Avendo dovuto toccare la questione dei Santi menzionati sulle monete, non sarà male di consultare i principali elenchi che ne trattano, e che si trovano abitualmente tra le mani dei numismatici. Per non cercarne altri, basterà vedere il Tonini, il Muoni e l’Ambrosoli. Nel primo8, ricopiato poi nel vademecum del Bazzi e Santoni9, non abbiamo che un solo S. Antonio, quello abbate, ma in compenso vien prodigato a sei zecche, cioè Mirandola, Padova, Parma, Piacenza, Pesaro ed ai Laudi. Dunque questo elenco non si raccomanda per esattezza. Il Muoni10, non fa un elenco a parte, ma nota i Santi protettori per ogni zecca: egli non nomina che un solo S. Antonio per Padova, ma nel supplemento a pag. 68, assegna S. Antonio abbate a Massa Lombarda. L’A. cita ingenuamente il Catalogo Rossi11 a proposito di una monetina portata in Massa Lombarda al n, 2193, senza avvedersi dell’errore: infatti nello stesso catalogo, la detta moneta è ripetuta al n. 3459 in Pesaro, zecca alla quale vien data dal Zanetti, Vol. III, Tav. XXIV, n. 34. Finalmente l’elenco dell’Ambrosoli12 che è il più esatto di tutti, distingue i diversi Santi che hanno il nome di Antonio. Non mette in Piacenza che il solo S. Antonino che le spetta; ma assegna dubitativamente un S. Antonio a Dezana.

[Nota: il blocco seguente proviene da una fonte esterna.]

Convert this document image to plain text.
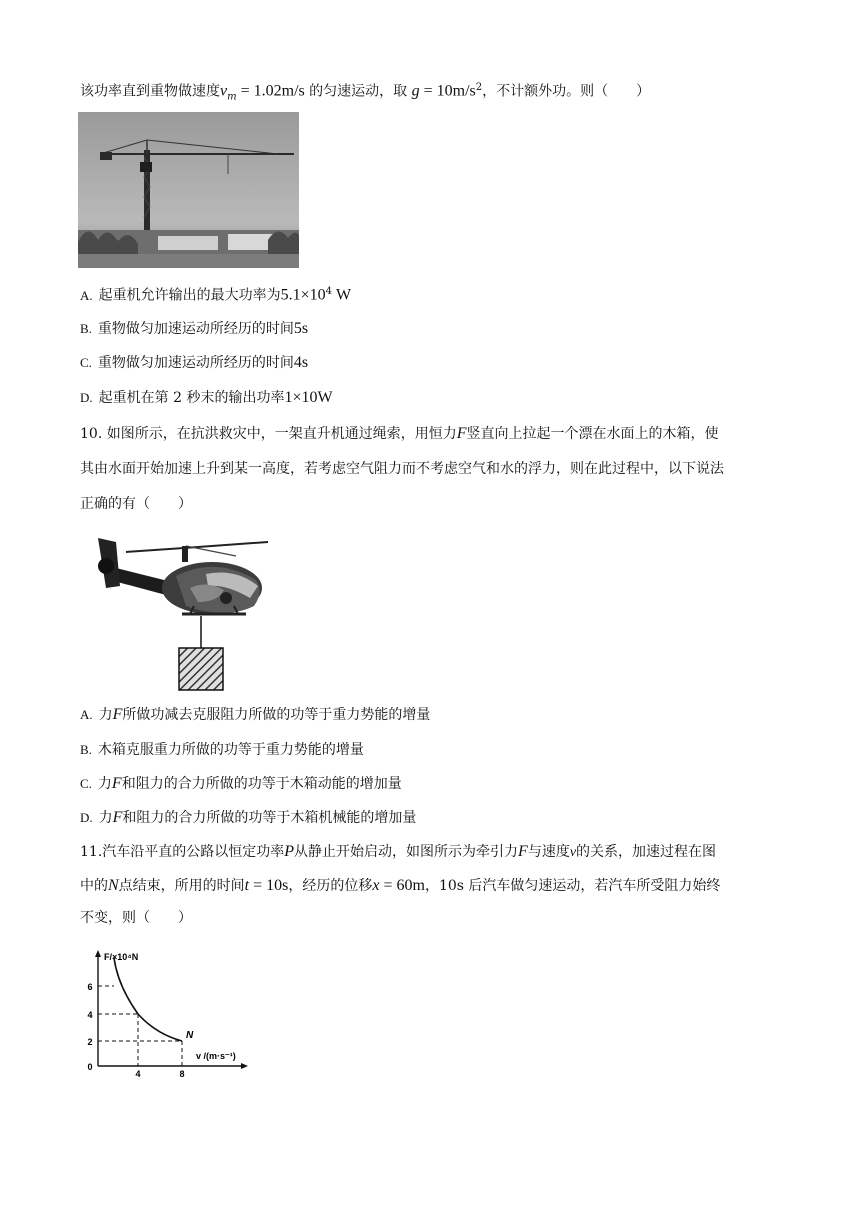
该功率直到重物做速度$v_m = 1.02m/s$ 的匀速运动，取 $g = 10m/s^2$，不计额外功。则（　　）
A. 起重机允许输出的最大功率为$5.1\times 10^4$ W
B. 重物做匀加速运动所经历的时间5s
C. 重物做匀加速运动所经历的时间4s
D. 起重机在第 2 秒末的输出功率1×10W
10. 如图所示，在抗洪救灾中，一架直升机通过绳索，用恒力F竖直向上拉起一个漂在水面上的木箱，使
其由水面开始加速上升到某一高度，若考虑空气阻力而不考虑空气和水的浮力，则在此过程中，以下说法
正确的有（　　）
A. 力F所做功减去克服阻力所做的功等于重力势能的增量
B. 木箱克服重力所做的功等于重力势能的增量
C. 力F和阻力的合力所做的功等于木箱动能的增加量
D. 力F和阻力的合力所做的功等于木箱机械能的增加量
11.汽车沿平直的公路以恒定功率P从静止开始启动，如图所示为牵引力F与速度v的关系，加速过程在图
中的N点结束，所用的时间t = 10s，经历的位移x = 60m，10s 后汽车做匀速运动，若汽车所受阻力始终
不变，则（　　）
F/×10⁴N
6
4
2
0
4	8
N
v /(m·s⁻¹)
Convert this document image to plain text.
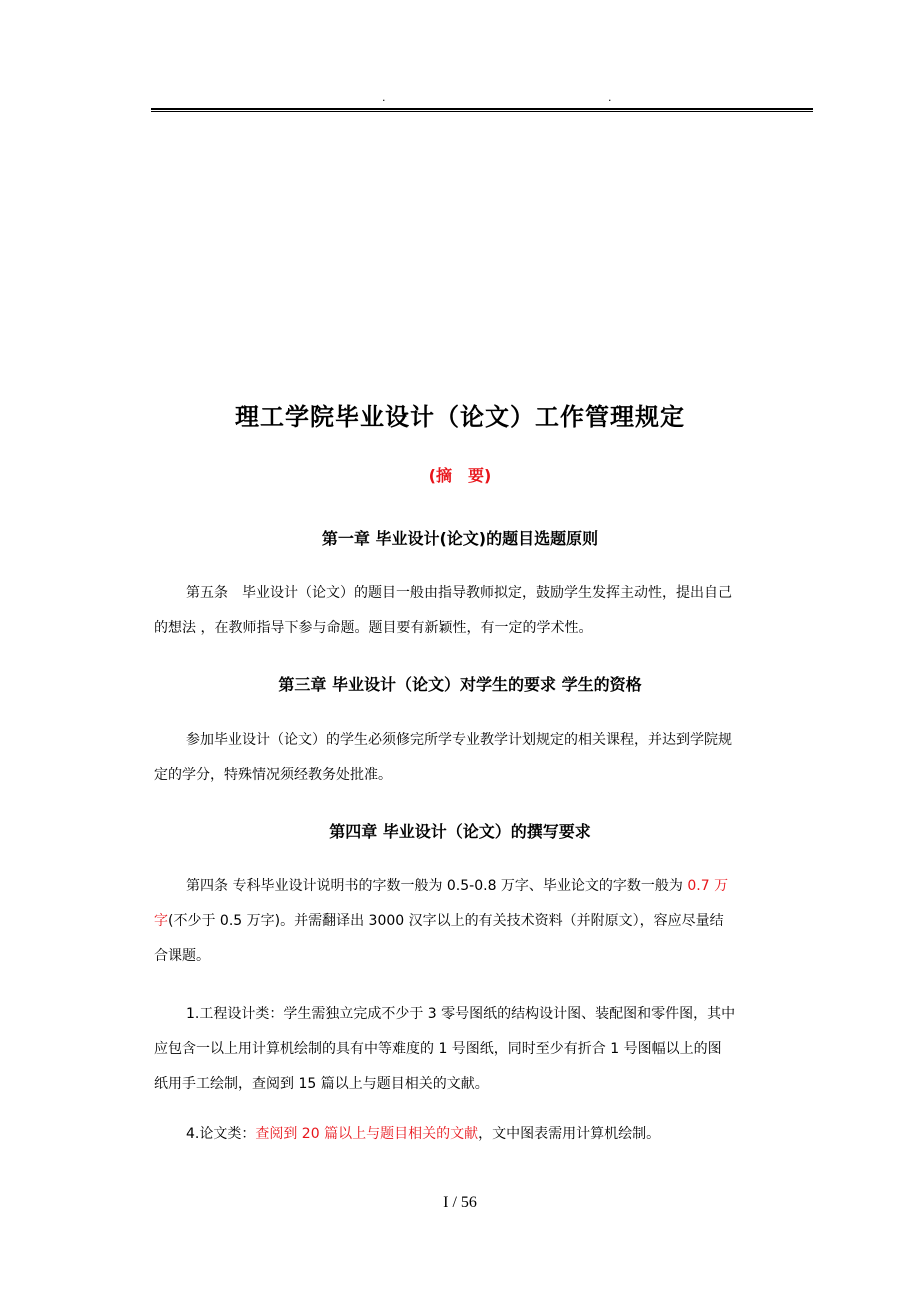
.	.
理工学院毕业设计（论文）工作管理规定
(摘　要)
第一章 毕业设计(论文)的题目选题原则
第五条　毕业设计（论文）的题目一般由指导教师拟定，鼓励学生发挥主动性，提出自己
的想法 ，在教师指导下参与命题。题目要有新颖性，有一定的学术性。
第三章 毕业设计（论文）对学生的要求 学生的资格
参加毕业设计（论文）的学生必须修完所学专业教学计划规定的相关课程，并达到学院规
定的学分，特殊情况须经教务处批准。
第四章 毕业设计（论文）的撰写要求
第四条 专科毕业设计说明书的字数一般为 0.5-0.8 万字、毕业论文的字数一般为 0.7 万
字(不少于 0.5 万字)。并需翻译出 3000 汉字以上的有关技术资料（并附原文），容应尽量结
合课题。
1.工程设计类：学生需独立完成不少于 3 零号图纸的结构设计图、装配图和零件图，其中
应包含一以上用计算机绘制的具有中等难度的 1 号图纸，同时至少有折合 1 号图幅以上的图
纸用手工绘制，查阅到 15 篇以上与题目相关的文献。
4.论文类：查阅到 20 篇以上与题目相关的文献，文中图表需用计算机绘制。
I / 56
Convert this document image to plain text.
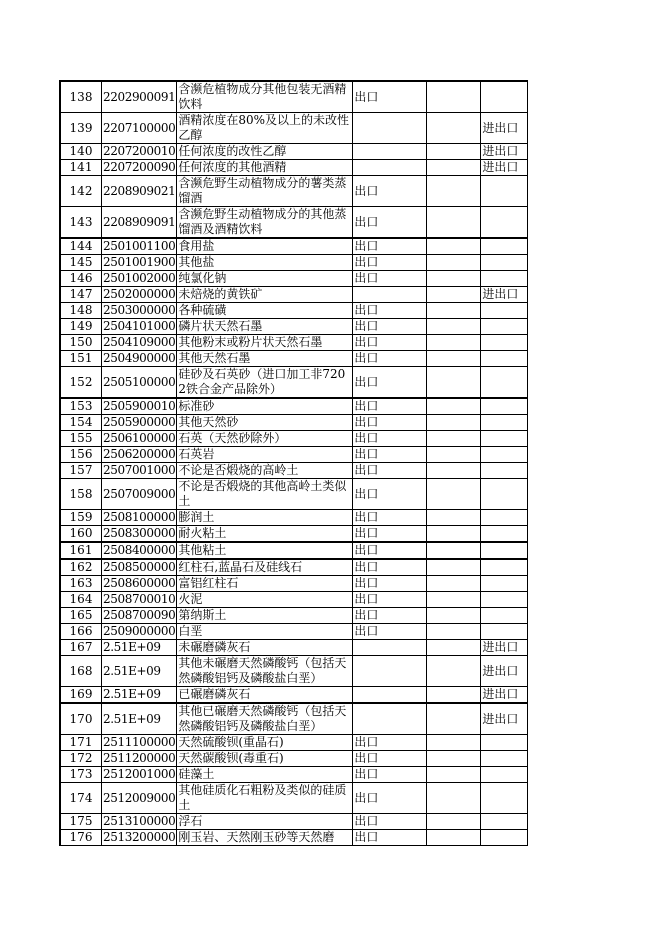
138	2202900091	含濒危植物成分其他包装无酒精饮料	出口		
139	2207100000	酒精浓度在80%及以上的未改性乙醇			进出口
140	2207200010	任何浓度的改性乙醇			进出口
141	2207200090	任何浓度的其他酒精			进出口
142	2208909021	含濒危野生动植物成分的薯类蒸馏酒	出口		
143	2208909091	含濒危野生动植物成分的其他蒸馏酒及酒精饮料	出口		
144	2501001100	食用盐	出口		
145	2501001900	其他盐	出口		
146	2501002000	纯氯化钠	出口		
147	2502000000	未焙烧的黄铁矿			进出口
148	2503000000	各种硫磺	出口		
149	2504101000	磷片状天然石墨	出口		
150	2504109000	其他粉末或粉片状天然石墨	出口		
151	2504900000	其他天然石墨	出口		
152	2505100000	硅砂及石英砂（进口加工非7202铁合金产品除外）	出口		
153	2505900010	标准砂	出口		
154	2505900000	其他天然砂	出口		
155	2506100000	石英（天然砂除外）	出口		
156	2506200000	石英岩	出口		
157	2507001000	不论是否煅烧的高岭土	出口		
158	2507009000	不论是否煅烧的其他高岭土类似土	出口		
159	2508100000	膨润土	出口		
160	2508300000	耐火粘土	出口		
161	2508400000	其他粘土	出口		
162	2508500000	红柱石,蓝晶石及硅线石	出口		
163	2508600000	富铝红柱石	出口		
164	2508700010	火泥	出口		
165	2508700090	第纳斯土	出口		
166	2509000000	白垩	出口		
167	2.51E+09	未碾磨磷灰石			进出口
168	2.51E+09	其他未碾磨天然磷酸钙（包括天然磷酸铝钙及磷酸盐白垩）			进出口
169	2.51E+09	已碾磨磷灰石			进出口
170	2.51E+09	其他已碾磨天然磷酸钙（包括天然磷酸铝钙及磷酸盐白垩）			进出口
171	2511100000	天然硫酸钡(重晶石)	出口		
172	2511200000	天然碳酸钡(毒重石)	出口		
173	2512001000	硅藻土	出口		
174	2512009000	其他硅质化石粗粉及类似的硅质土	出口		
175	2513100000	浮石	出口		
176	2513200000	刚玉岩、天然刚玉砂等天然磨	出口		
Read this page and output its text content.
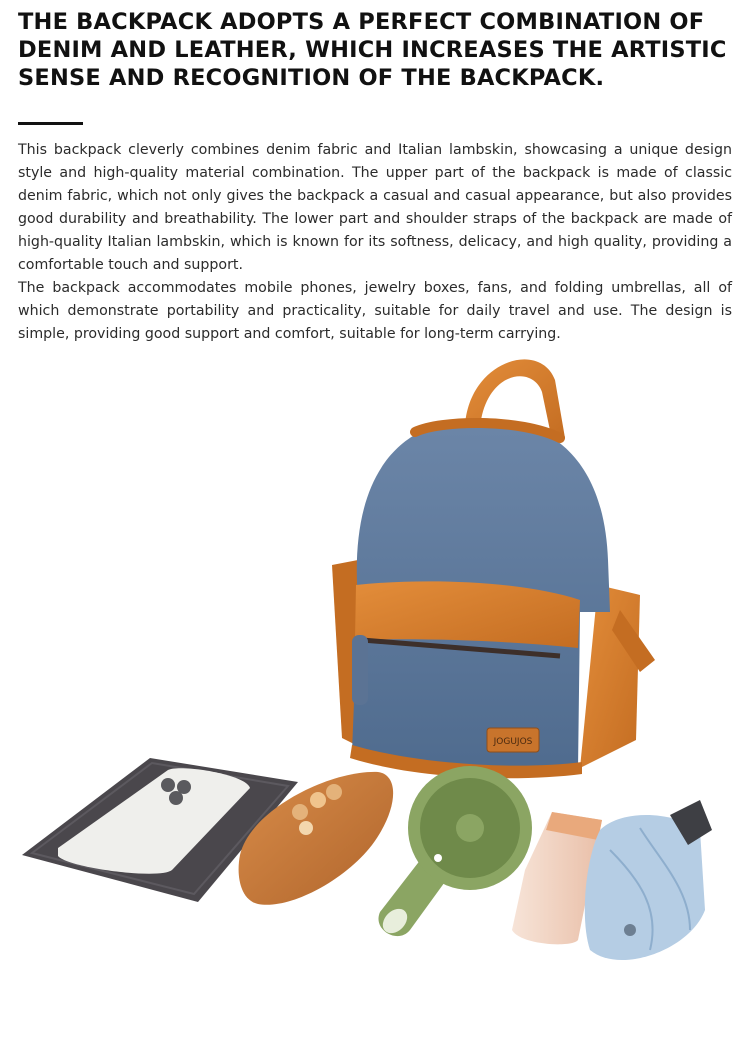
THE BACKPACK ADOPTS A PERFECT COMBINATION OF DENIM AND LEATHER, WHICH INCREASES THE ARTISTIC SENSE AND RECOGNITION OF THE BACKPACK.

This backpack cleverly combines denim fabric and Italian lambskin, showcasing a unique design style and high-quality material combination. The upper part of the backpack is made of classic denim fabric, which not only gives the backpack a casual and casual appearance, but also provides good durability and breathability. The lower part and shoulder straps of the backpack are made of high-quality Italian lambskin, which is known for its softness, delicacy, and high quality, providing a comfortable touch and support.

The backpack accommodates mobile phones, jewelry boxes, fans, and folding umbrellas, all of which demonstrate portability and practicality, suitable for daily travel and use. The design is simple, providing good support and comfort, suitable for long-term carrying.

JOGUJOS
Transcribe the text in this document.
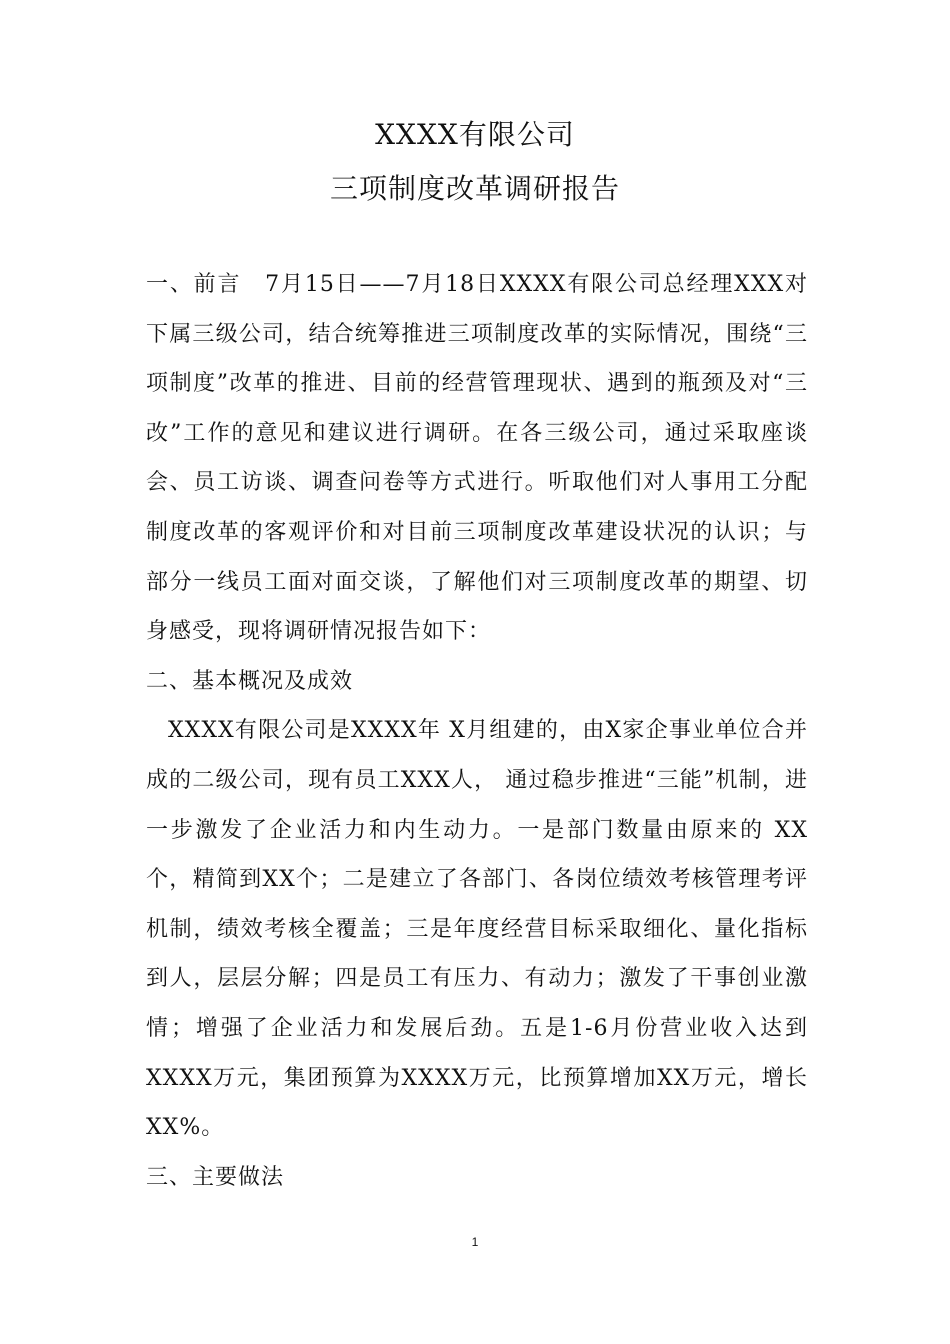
XXXX有限公司
三项制度改革调研报告

一、前言　7月15日——7月18日XXXX有限公司总经理XXX对下属三级公司，结合统筹推进三项制度改革的实际情况，围绕“三项制度”改革的推进、目前的经营管理现状、遇到的瓶颈及对“三改”工作的意见和建议进行调研。在各三级公司，通过采取座谈会、员工访谈、调查问卷等方式进行。听取他们对人事用工分配制度改革的客观评价和对目前三项制度改革建设状况的认识；与部分一线员工面对面交谈，了解他们对三项制度改革的期望、切身感受，现将调研情况报告如下：

二、基本概况及成效

XXXX有限公司是XXXX年 X月组建的，由X家企事业单位合并成的二级公司，现有员工XXX人， 通过稳步推进“三能”机制，进一步激发了企业活力和内生动力。一是部门数量由原来的 XX个，精简到XX个；二是建立了各部门、各岗位绩效考核管理考评机制，绩效考核全覆盖；三是年度经营目标采取细化、量化指标到人，层层分解；四是员工有压力、有动力；激发了干事创业激情；增强了企业活力和发展后劲。五是1-6月份营业收入达到XXXX万元，集团预算为XXXX万元，比预算增加XX万元，增长XX%。

三、主要做法

1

In conclusione, questi elenchi sono una buonissima cosa massime per i principianti, quando son fatti e tenuti a corrente colla scorta delle monete o dei documenti; ma chi volesse poi tenerli per guida nella classificazione di monete nuove, correrebbe rischio di allontanarsi dal vero.


Firenze, Ottobre 1897.


Giuseppe Ruggero.               







  1. Monete della Zecca di Dezana. Torino, 1863, a pag. 33.
  2. Vedi Promis, Monete di zecche Italiane inedite, Memoria I. Torino, 1867, al n. 26 — Crespellani, La Zecca di Modena. Modena, 1884, Tav. IX, n. 75.
  3. Vedi Giuseppe Castellani, Quattrino inedito, etc, in Riv. N. It. Anno VII, pag. 91-97.
  4. Vedi Zanetti, Nuova raccolta, etc. Vol. I, pag. 136, n. 53.
  5. Vedi Q. Bigi, Di Camillo e Siro da Correggio e lor zecca. Modena, 1870; tav. III, n. 23 e tav. IX, n. 74 e 75 — Kunz, in Archeografo triestino, Vol. VIII, n. 16 delle tavole.
  6. Vedi Gnecchi, Le Monete di Milano, ivi 1884, tav. XXV, p. 14.
  7. Op. cit, pag. 53.
  8. Topografia delle Zecche Italiane. Firenze, 1869.
  9. Vade-mecum del raccoglitore di monete ital., etc. Camerino, i886.
  10. Elenco delle zecche d’Italia, seconda edizione in Gazzetta Numismatica dell’Ambrosoli, anno V, 1885.
  11. Catalogo del Sambon per la Collezione Rossi. Roma, 1880.
  12. Manuale di Numismatica, Serie Hoepli, seconda edizione. Milano, 1895.